Раздраженным пожатием плеч Скрясин дал понять, что легкомыслие уже не к месту.

— Вы уклоняетесь? — спросил он, устремив на Дюбрея обвиняющий взгляд.

— Да нет же, я не коммунист, и вы это прекрасно знаете, — сказал Дюбрей.

— Я этого совсем не знаю. — Лицо Скрясина изменилось; он улыбнулся со свойственным ему обаянием: — В самом деле, мне хотелось бы узнать вашу точку зрения.

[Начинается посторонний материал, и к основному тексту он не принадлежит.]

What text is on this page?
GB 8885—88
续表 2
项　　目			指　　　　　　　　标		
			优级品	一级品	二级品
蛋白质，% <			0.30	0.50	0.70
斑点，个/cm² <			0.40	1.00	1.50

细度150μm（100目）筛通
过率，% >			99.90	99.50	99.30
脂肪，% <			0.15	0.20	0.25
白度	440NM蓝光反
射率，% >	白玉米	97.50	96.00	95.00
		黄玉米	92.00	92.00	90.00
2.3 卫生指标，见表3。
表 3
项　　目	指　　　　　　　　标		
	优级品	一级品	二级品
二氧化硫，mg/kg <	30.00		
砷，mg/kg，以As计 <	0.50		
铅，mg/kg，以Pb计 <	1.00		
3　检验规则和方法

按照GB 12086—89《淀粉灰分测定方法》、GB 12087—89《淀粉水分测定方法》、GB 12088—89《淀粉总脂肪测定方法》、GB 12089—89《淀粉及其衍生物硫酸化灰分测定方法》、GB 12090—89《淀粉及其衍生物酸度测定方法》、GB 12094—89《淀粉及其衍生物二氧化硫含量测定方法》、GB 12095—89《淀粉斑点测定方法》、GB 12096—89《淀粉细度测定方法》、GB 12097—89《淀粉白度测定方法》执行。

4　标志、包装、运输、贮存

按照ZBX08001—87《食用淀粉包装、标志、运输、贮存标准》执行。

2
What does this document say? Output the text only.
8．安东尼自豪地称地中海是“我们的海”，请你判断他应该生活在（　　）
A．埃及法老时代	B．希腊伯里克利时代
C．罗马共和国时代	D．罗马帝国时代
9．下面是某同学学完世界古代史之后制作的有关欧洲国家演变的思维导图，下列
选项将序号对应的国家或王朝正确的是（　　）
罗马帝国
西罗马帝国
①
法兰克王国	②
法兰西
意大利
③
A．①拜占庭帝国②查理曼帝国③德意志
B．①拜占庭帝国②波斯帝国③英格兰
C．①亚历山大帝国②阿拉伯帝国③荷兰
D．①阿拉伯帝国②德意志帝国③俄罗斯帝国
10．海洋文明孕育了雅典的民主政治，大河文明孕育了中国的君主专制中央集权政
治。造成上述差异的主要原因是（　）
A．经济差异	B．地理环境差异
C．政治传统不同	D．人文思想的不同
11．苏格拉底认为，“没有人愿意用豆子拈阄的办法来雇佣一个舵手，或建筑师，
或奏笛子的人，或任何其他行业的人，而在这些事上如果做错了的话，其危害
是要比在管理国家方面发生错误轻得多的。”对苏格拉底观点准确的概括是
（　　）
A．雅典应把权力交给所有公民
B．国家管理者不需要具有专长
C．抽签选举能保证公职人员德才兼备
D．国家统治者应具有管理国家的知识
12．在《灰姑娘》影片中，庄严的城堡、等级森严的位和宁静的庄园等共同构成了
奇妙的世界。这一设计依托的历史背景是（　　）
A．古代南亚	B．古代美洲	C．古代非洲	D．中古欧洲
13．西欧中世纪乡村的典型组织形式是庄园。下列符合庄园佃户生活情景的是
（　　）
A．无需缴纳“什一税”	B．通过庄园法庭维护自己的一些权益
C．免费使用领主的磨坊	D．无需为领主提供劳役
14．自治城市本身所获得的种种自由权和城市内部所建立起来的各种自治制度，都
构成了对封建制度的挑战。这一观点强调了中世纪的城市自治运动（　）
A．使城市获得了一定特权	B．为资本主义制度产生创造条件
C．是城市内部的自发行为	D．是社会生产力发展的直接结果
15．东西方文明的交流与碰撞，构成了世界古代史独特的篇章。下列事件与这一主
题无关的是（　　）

— Я считаю, что в данный момент коммунисты ошибаются, — сказал Дюбрей. — Я прекрасно знаю, почему они поддерживают Ялту: {47}хотят дать время СССР оправиться, а в результате мир окажется разделенным на два лагеря, у которых будут все основания наброситься друг на друга.

— И это все, в чем вы их упрекаете? Ошибка в расчете? — сурово спросил Скрясин.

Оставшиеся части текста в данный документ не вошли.